Launched on February 1, 2021, the Earn program  allowed Gemini customers to lend the GGC cryptocurrency. In return, users received interest income.

In the view of the regulator, the CEX did not properly supervise the partner’s activities, despite warranties stating otherwise. Back in December 2022, GGC defaulted on about $1B in loans. Two months later, the firm ended up filing for insolvency.

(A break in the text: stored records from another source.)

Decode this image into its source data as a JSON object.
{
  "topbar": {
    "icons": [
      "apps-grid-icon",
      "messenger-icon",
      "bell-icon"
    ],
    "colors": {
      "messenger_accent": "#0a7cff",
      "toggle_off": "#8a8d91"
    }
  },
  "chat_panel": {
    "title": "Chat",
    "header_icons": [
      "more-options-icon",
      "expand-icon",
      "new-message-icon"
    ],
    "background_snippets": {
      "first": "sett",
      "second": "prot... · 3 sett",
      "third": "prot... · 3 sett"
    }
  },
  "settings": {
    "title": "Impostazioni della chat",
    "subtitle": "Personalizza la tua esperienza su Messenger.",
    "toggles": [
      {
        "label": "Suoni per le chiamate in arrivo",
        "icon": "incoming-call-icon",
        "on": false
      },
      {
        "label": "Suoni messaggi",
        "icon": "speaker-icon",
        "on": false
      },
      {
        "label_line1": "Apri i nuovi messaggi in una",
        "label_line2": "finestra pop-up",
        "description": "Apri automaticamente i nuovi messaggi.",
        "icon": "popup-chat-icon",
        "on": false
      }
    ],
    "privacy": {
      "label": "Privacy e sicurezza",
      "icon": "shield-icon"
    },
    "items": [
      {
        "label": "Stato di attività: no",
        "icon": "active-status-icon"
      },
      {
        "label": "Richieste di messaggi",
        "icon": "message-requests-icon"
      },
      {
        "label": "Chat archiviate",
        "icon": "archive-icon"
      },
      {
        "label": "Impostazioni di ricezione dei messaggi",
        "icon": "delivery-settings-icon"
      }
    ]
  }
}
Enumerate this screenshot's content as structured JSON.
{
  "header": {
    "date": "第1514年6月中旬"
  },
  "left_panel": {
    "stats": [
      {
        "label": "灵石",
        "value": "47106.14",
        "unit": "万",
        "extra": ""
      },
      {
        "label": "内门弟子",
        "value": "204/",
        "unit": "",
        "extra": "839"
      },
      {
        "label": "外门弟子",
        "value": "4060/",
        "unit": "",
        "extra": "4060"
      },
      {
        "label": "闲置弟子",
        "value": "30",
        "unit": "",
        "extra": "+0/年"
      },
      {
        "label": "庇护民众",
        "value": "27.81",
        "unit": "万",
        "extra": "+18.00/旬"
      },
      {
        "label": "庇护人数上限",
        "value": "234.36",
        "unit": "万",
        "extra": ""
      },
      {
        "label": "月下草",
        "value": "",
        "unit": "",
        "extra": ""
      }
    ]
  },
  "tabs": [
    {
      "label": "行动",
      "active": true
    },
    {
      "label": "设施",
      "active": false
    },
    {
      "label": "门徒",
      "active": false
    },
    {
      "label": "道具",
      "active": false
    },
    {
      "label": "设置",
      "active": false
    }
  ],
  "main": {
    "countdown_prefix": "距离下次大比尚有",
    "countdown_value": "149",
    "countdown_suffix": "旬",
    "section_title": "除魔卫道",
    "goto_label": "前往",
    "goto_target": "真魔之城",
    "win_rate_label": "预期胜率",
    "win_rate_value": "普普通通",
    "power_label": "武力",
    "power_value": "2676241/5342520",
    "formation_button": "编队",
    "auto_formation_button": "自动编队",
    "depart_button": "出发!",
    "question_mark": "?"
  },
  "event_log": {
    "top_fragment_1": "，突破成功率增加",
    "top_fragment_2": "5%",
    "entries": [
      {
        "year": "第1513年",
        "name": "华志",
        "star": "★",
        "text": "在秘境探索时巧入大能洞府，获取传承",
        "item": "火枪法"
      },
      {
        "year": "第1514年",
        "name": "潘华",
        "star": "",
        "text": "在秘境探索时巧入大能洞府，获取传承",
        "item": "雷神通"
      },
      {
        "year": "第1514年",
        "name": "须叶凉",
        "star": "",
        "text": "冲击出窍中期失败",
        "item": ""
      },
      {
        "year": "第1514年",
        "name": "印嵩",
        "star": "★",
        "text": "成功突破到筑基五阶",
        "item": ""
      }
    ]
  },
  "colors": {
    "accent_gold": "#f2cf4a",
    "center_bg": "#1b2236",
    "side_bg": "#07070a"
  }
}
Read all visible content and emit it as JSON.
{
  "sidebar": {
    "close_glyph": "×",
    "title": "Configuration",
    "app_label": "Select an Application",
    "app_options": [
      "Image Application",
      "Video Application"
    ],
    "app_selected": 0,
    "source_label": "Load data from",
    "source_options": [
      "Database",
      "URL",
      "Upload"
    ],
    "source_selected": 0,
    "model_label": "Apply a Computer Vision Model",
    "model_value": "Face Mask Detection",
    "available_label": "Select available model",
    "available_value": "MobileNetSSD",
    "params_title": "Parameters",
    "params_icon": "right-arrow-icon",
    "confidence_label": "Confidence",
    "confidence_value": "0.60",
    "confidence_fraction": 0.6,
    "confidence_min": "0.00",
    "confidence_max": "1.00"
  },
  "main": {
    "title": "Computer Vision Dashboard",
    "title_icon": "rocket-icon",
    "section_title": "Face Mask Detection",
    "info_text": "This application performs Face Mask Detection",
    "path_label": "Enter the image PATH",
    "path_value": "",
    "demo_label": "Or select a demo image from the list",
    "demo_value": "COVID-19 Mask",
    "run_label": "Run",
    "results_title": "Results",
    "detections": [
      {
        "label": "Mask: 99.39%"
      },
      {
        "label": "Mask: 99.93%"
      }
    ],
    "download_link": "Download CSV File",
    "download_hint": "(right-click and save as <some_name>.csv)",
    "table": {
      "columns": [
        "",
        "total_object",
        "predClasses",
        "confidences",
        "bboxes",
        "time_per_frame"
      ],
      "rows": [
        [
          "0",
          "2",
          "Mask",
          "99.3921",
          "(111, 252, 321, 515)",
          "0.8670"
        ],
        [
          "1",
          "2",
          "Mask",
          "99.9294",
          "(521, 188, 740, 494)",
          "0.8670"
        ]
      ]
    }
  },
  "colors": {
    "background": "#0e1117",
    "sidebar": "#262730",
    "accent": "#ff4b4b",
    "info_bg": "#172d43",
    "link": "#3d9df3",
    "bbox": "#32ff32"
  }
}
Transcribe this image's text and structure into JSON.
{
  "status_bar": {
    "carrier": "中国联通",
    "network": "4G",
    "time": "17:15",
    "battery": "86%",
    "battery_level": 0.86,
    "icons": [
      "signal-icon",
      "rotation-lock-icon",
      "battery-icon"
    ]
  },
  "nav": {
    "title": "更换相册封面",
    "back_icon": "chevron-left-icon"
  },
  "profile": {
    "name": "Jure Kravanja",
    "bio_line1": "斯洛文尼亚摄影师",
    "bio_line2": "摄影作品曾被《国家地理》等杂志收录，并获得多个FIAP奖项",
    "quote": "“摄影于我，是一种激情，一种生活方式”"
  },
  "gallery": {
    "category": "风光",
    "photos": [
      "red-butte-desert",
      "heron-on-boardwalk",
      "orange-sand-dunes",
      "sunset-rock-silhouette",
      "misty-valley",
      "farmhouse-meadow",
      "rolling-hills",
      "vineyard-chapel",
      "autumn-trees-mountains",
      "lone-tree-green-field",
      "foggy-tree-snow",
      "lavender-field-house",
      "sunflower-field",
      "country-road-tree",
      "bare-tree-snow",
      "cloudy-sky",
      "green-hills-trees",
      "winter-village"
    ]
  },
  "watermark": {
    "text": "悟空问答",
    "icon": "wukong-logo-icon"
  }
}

“Gemini failed to conduct due diligence on an unregulated third party, later accused of massive fraud, harming Earn customers who were suddenly unable to access their assets after Genesis Global Capital experienced a financial meltdown,” DFS Superintendent Adrienne A.Harris said in a statement.

More than 200,000 victims are involved, nearly 50,000 of whom are residents of New York City, the regulator added.

The DFS also clarified that its investigation found “significant failures” by Gemini that jeopardized the company’s financial wellbeing. The regulator also alleged numerous shortcomings in the exchange’s management and compliance.

Notably, Gemini obtained a license from the DFS in 2015 to conduct virtual asset business as a trust company. As for the Gemini’s partner, GGC, it did not have BitLicense. 

The holder of the approval for in-house operation was another Digital Currency Group subsidiary that did not participate in Earn. In January 2024, Genesis Global Trading abandoned BitLicense and ceased operations as part of an agreement reached with the agency. 

As far as you remember, this month, the New York Attorney General’s office (NYAG) tripled the size of the alleged fraud to more than $3b in a case against Gemini, Genesis and Digital Currency Group.